SE is mostly alone in dealing with the provisioning. Their client should have all mandatory scopes, but there is a risk they want more.
SX EOL quickly
The flags
In order to not show the feature-flag mixed with the scopes, there is a new
field flags
inside the Org
.
A single flag has some effect: sc
.
If you have this flag, you cannot use SX and are redirected to SC.
After SX EOL, this flag will not have any effect.
Plan to add a flag with effect with sx
so QA could still use SX in TEST for 1
year after SX EOL.
Managing the flags
https://stunning-barnacle-e4478e20.pages.github.io/admin-ui/
Use FF-UI or the scripts
Note the scopes required to add/remove the flag.
Changed, with should be given to TAC, to should not be given to TAC.

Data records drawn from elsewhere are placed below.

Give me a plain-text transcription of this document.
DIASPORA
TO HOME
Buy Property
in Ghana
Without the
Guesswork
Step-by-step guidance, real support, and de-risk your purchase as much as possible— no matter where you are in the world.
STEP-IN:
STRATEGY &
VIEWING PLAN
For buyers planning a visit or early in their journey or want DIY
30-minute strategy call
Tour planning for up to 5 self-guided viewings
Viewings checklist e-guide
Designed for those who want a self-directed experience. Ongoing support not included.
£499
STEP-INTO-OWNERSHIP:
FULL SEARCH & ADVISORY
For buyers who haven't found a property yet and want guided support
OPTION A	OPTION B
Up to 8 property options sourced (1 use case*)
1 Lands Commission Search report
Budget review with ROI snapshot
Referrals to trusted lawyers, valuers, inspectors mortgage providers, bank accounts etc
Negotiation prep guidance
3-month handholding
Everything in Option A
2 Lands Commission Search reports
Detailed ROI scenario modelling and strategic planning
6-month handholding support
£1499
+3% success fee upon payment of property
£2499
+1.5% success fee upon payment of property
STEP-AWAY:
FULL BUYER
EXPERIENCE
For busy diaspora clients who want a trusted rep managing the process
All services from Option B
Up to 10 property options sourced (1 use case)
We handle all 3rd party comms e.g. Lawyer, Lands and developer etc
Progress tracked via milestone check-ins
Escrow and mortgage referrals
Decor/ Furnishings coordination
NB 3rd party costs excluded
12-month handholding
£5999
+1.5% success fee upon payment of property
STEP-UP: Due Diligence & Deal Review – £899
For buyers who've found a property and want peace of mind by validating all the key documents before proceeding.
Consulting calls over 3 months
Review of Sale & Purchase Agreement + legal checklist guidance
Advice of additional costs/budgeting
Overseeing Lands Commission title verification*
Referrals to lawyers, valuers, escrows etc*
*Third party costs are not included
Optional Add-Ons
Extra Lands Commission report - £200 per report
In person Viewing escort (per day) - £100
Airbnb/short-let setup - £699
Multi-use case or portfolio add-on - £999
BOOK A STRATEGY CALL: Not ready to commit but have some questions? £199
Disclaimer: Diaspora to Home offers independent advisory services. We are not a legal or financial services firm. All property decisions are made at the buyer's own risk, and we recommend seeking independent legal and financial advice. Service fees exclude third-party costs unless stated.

The APIs are hidden under the provisioning APIs both for: flags
and feature-flag-scopes
.
If possible let's deprecate feature-flag-scopes
even if probably the xdr
feature-flag will be there forever.
Redirections
There are new dynamically built fields apps
and main-app
.
apps
the application the user can usemain-app
the application the user should default to when we have different choices.
There is a new apps
section in the config
to know which URL we can use for apps.
{:global
{:apps
{:sc
{:module-type-ids-allow-list
;; would be better with aliases in the config, now with aero we can do it
#{"03d8591b-8374-5666-8fcc-eaea9188193c"
"b6a282ad-be30-4382-b27f-7346320e3b84"
"b7f21c6b-701a-4b45-8a3d-449001844efe"
"b95d5cd0-5bcb-45f6-921c-e2777468f6b0"}
:url "https://secure-client.us.security.cisco.com"}
:sx
{:module-type-ids-allow-list :all,
:url "https://securex.us.security.cisco.com"}
:xdr
{:module-type-ids-allow-list :all,
:url "https://xdr.us.security.cisco.com"}}
}
This is used by both the UI and the backend to decide where to redirect users. The rules are a bit complex, but we try our best to prevent a redirect hop via a UI if we have enough details.